Montreal based artrockers Braids are thrilled to start 2021 with a brand-new “Young Buck” remix from renowned New York-based DJ Python. The lead single from their most recent album Shadow Offering was widely praised by fans and media when it was released a year ago. DJ Python’s take on the track is hypnotic, throbbing and intoxicating. Electronic modulations of Raphaelle’s voice project the listener to an out of comfort, new dimension where Braids is suddenly dominating the dance floor. Amid this year-long pandemic struggle, it is time to reclaim dancing and expressing ourselves. 

“Upon receiving DJ Python’s remix of our track Young Buck, my pining for the dance floor kicked in, I pulled my car over to an empty parking lot and turned the volume up as far as it could go. Alone beside

the concrete barriers of a now desolate shopping mall, I was reminded of bodies beside bodies, of a night that you never want to end, of sweat, of joy. For a moment I was transported from my new and uncomfortable reality: distanced, living through a pandemic, to memories streaming behind my closed eyes, of a life lived prior, and one that will be lived again.

“This track offers the fuel needed to keep going, the energy needed to stay hopeful. When I close my eyes and dance to it in my living room, I am at the club and the club is with me, “ sez the trio.
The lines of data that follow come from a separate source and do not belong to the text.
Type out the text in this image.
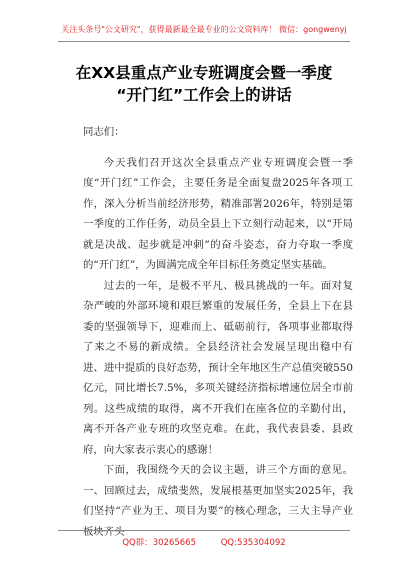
关注头条号"公文研究"，获得最新最全最专业的公文资料库！ 微信：gongwenyj
在XX县重点产业专班调度会暨一季度
“开门红”工作会上的讲话

同志们：

今天我们召开这次全县重点产业专班调度会暨一季度“开门红”工作会，主要任务是全面复盘2025年各项工作，深入分析当前经济形势，精准部署2026年，特别是第一季度的工作任务，动员全县上下立刻行动起来，以“开局就是决战、起步就是冲刺”的奋斗姿态，奋力夺取一季度的“开门红”，为圆满完成全年目标任务奠定坚实基础。

过去的一年，是极不平凡、极具挑战的一年。面对复杂严峻的外部环境和艰巨繁重的发展任务，全县上下在县委的坚强领导下，迎难而上、砥砺前行，各项事业都取得了来之不易的新成绩。全县经济社会发展呈现出稳中有进、进中提质的良好态势，预计全年地区生产总值突破550亿元，同比增长7.5%，多项关键经济指标增速位居全市前列。这些成绩的取得，离不开我们在座各位的辛勤付出，离不开各产业专班的攻坚克难。在此，我代表县委、县政府，向大家表示衷心的感谢！

下面，我围绕今天的会议主题，讲三个方面的意见。一、回顾过去，成绩斐然，发展根基更加坚实2025年，我们坚持“产业为王、项目为要”的核心理念，三大主导产业板块齐头

QQ群：30265665	QQ:535304092
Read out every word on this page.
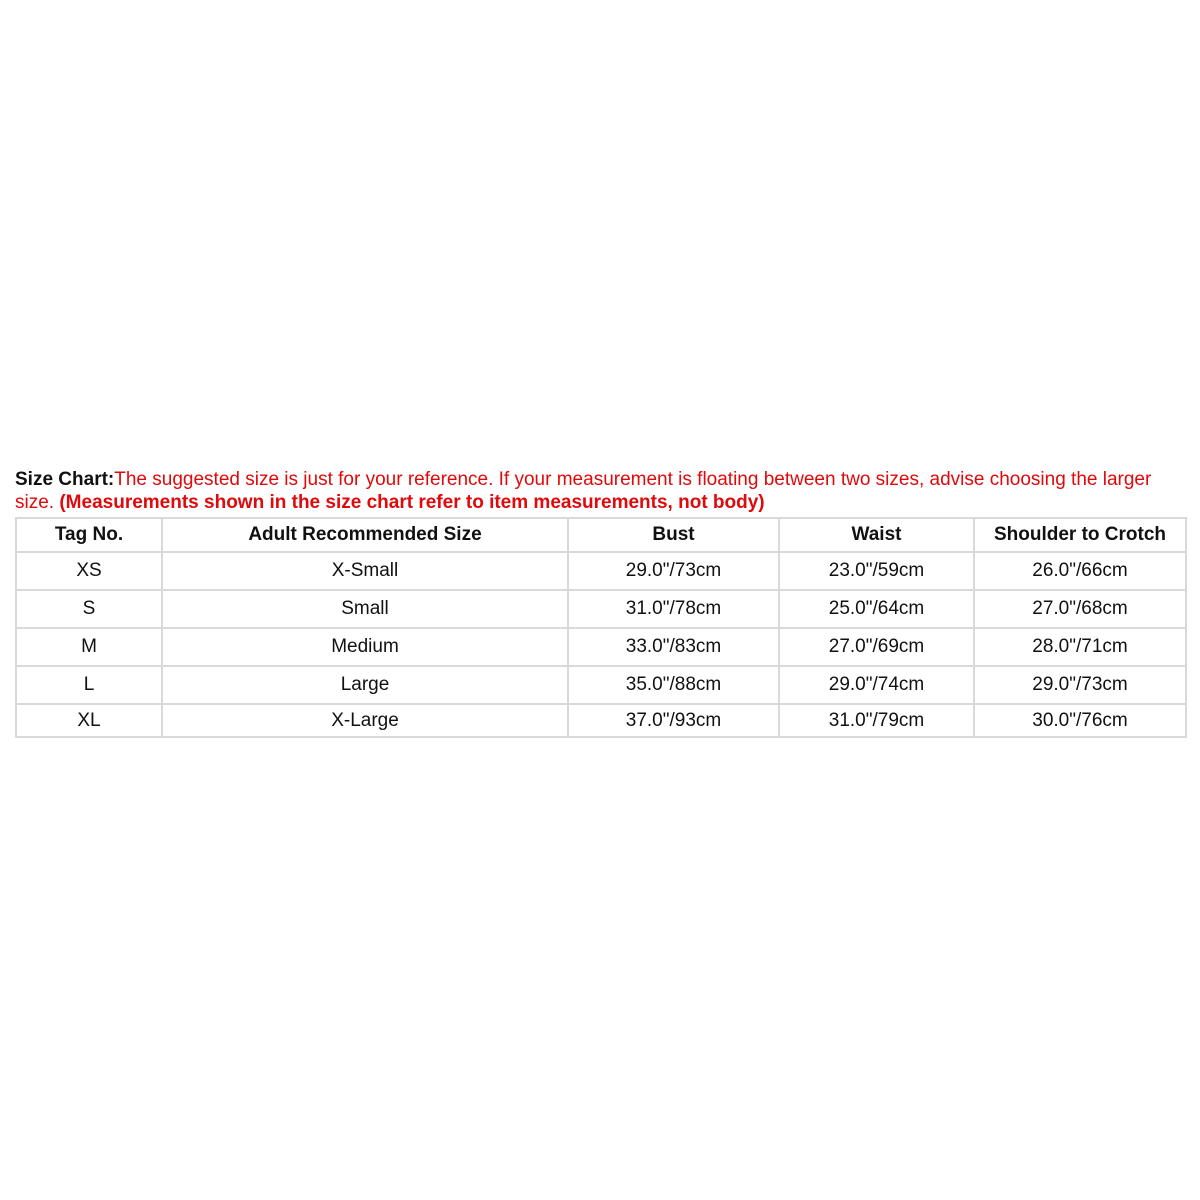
Size Chart:The suggested size is just for your reference. If your measurement is floating between two sizes, advise choosing the larger size. (Measurements shown in the size chart refer to item measurements, not body)

Tag No.	Adult Recommended Size	Bust	Waist	Shoulder to Crotch
XS	X-Small	29.0"/73cm	23.0"/59cm	26.0"/66cm
S	Small	31.0"/78cm	25.0"/64cm	27.0"/68cm
M	Medium	33.0"/83cm	27.0"/69cm	28.0"/71cm
L	Large	35.0"/88cm	29.0"/74cm	29.0"/73cm
XL	X-Large	37.0"/93cm	31.0"/79cm	30.0"/76cm
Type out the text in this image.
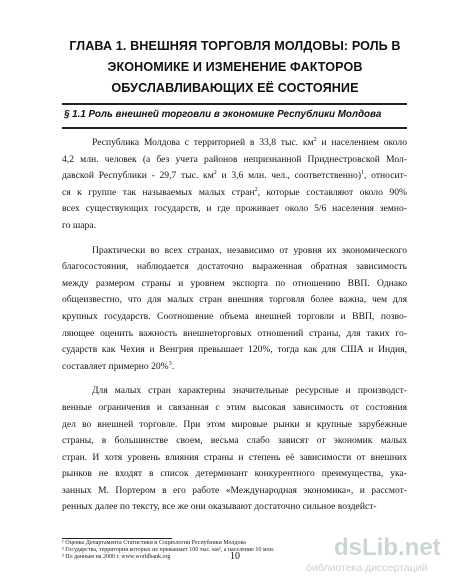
ГЛАВА 1. ВНЕШНЯЯ ТОРГОВЛЯ МОЛДОВЫ: РОЛЬ В
ЭКОНОМИКЕ И ИЗМЕНЕНИЕ ФАКТОРОВ
ОБУСЛАВЛИВАЮЩИХ ЕЁ СОСТОЯНИЕ
§ 1.1 Роль внешней торговли в экономике Республики Молдова
Республика Молдова с территорией в 33,8 тыс. $км^2$ и населением около
4,2 млн. человек (а без учета районов непризнанной Приднестровской Мол-
давской Республики - 29,7 тыс. $км^2$ и 3,6 млн. чел., соответственно)$^1$, относит-
ся к группе так называемых малых стран$^2$, которые составляют около 90%
всех существующих государств, и где проживает около 5/6 населения земно-
го шара.
Практически во всех странах, независимо от уровня их экономического
благосостояния, наблюдается достаточно выраженная обратная зависимость
между размером страны и уровнем экспорта по отношению ВВП. Однако
общеизвестно, что для малых стран внешняя торговля более важна, чем для
крупных государств. Соотношение объема внешней торговли и ВВП, позво-
ляющее оценить важность внешнеторговых отношений страны, для таких го-
сударств как Чехия и Венгрия превышает 120%, тогда как для США и Индия,
составляет примерно 20%$^3$.
Для малых стран характерны значительные ресурсные и производст-
венные ограничения и связанная с этим высокая зависимость от состояния
дел во внешней торговле. При этом мировые рынки и крупные зарубежные
страны, в большинстве своем, весьма слабо зависят от экономик малых
стран. И хотя уровень влияния страны и степень её зависимости от внешних
рынков не входят в список детерминант конкурентного преимущества, ука-
занных М. Портером в его работе «Международная экономика», и рассмот-
ренных далее по тексту, все же они оказывают достаточно сильное воздейст-
¹ Оценка Департамента Статистики и Социологии Республики Молдова
² Государства, территория которых не превышает 100 тыс. км², а население 10 млн.
³ По данным на 2000 г. www.worldbank.org	10	dsLib.net
библиотека диссертаций
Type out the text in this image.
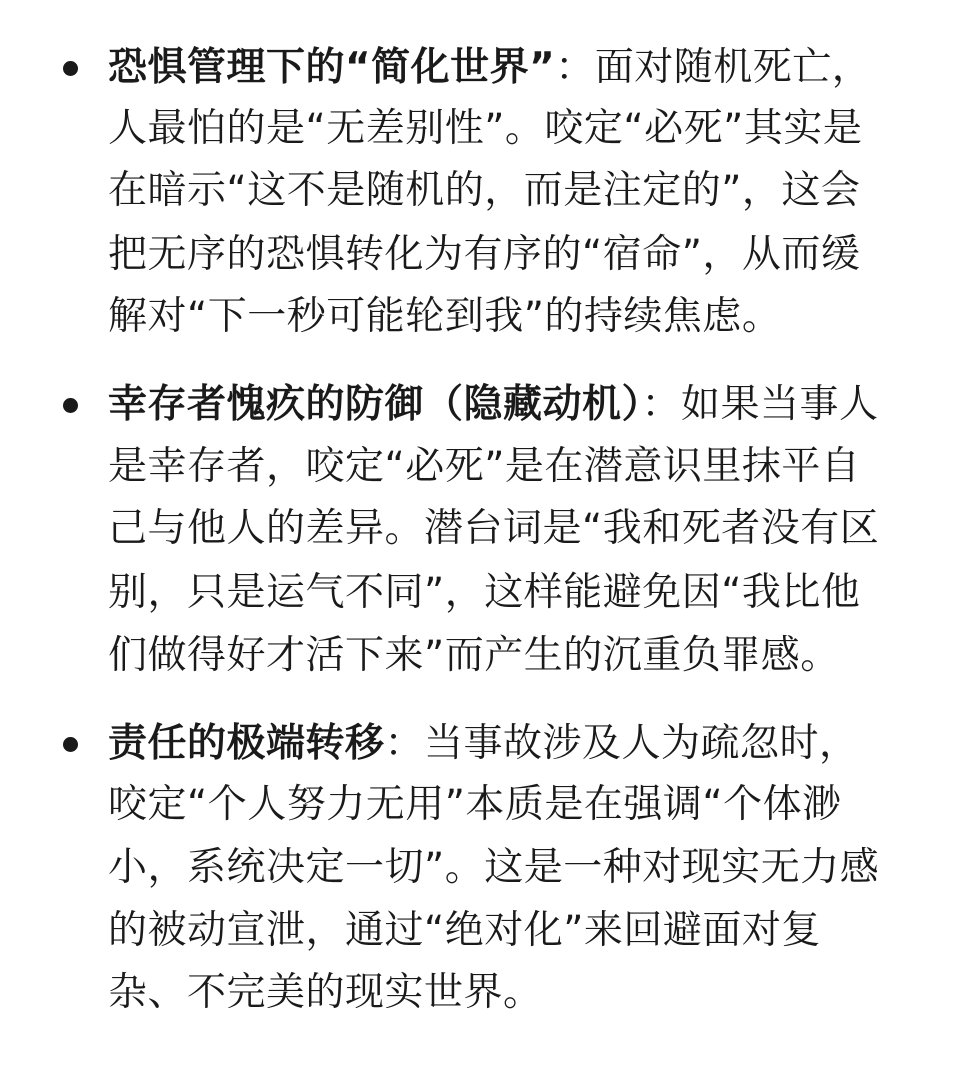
恐惧管理下的“简化世界”：面对随机死亡，
人最怕的是“无差别性”。咬定“必死”其实是
在暗示“这不是随机的，而是注定的”，这会
把无序的恐惧转化为有序的“宿命”，从而缓
解对“下一秒可能轮到我”的持续焦虑。
幸存者愧疚的防御（隐藏动机）：如果当事人
是幸存者，咬定“必死”是在潜意识里抹平自
己与他人的差异。潜台词是“我和死者没有区
别，只是运气不同”，这样能避免因“我比他
们做得好才活下来”而产生的沉重负罪感。
责任的极端转移：当事故涉及人为疏忽时，
咬定“个人努力无用”本质是在强调“个体渺
小，系统决定一切”。这是一种对现实无力感
的被动宣泄，通过“绝对化”来回避面对复
杂、不完美的现实世界。
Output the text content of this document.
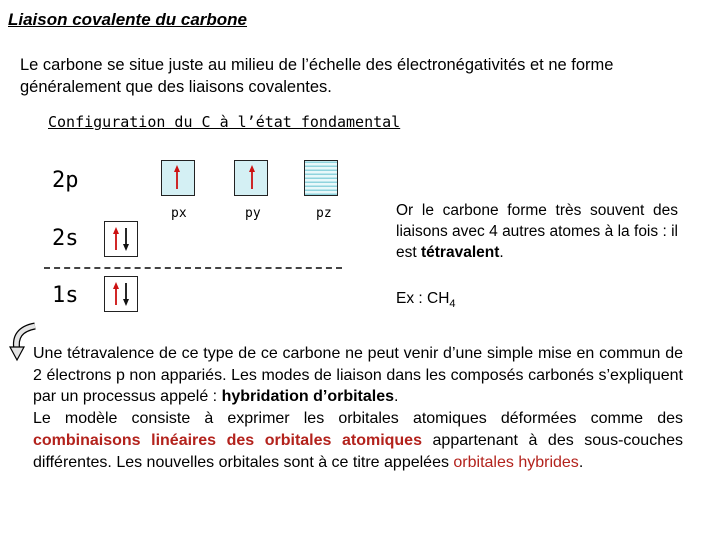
Liaison covalente du carbone
Le carbone se situe juste au milieu de l’échelle des électronégativités et ne forme généralement que des liaisons covalentes.
Configuration du C à l’état fondamental
2p
2s
1s
px	py	pz	Or le carbone forme très souvent des liaisons avec 4 autres atomes à la fois : il est tétravalent.
Ex : $CH_4$
Une tétravalence de ce type de ce carbone ne peut venir d’une simple mise en commun de 2 électrons p non appariés. Les modes de liaison dans les composés carbonés s’expliquent par un processus appelé : hybridation d’orbitales.
Le modèle consiste à exprimer les orbitales atomiques déformées comme des combinaisons linéaires des orbitales atomiques appartenant à des sous-couches différentes. Les nouvelles orbitales sont à ce titre appelées orbitales hybrides.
Braids most recent album Shadow Offering co-produced by Chris Walla, is out now via Secret City Records. A luscious and expansive release, Shadow Offering leads us through an interwoven tapestry of narrative. With heartfelt honesty and precision, Braids conjure a nuanced and complicated world: one full of beautiful contradictions. Very much like the real thing, minus the physical pain. Braids currently consists of Raphaelle Standell-Preston, Austin Tufts and Taylor Smith and they’ve been together as a musical unit since high school in Calgary. The sound employs lush electronics, layered, at times over the top vocals, delicate piano pieces and badass drumming. There is a beauty here that is at once manipulative and authentic but I’m gonna forgive them in the context of this most ambitious outing.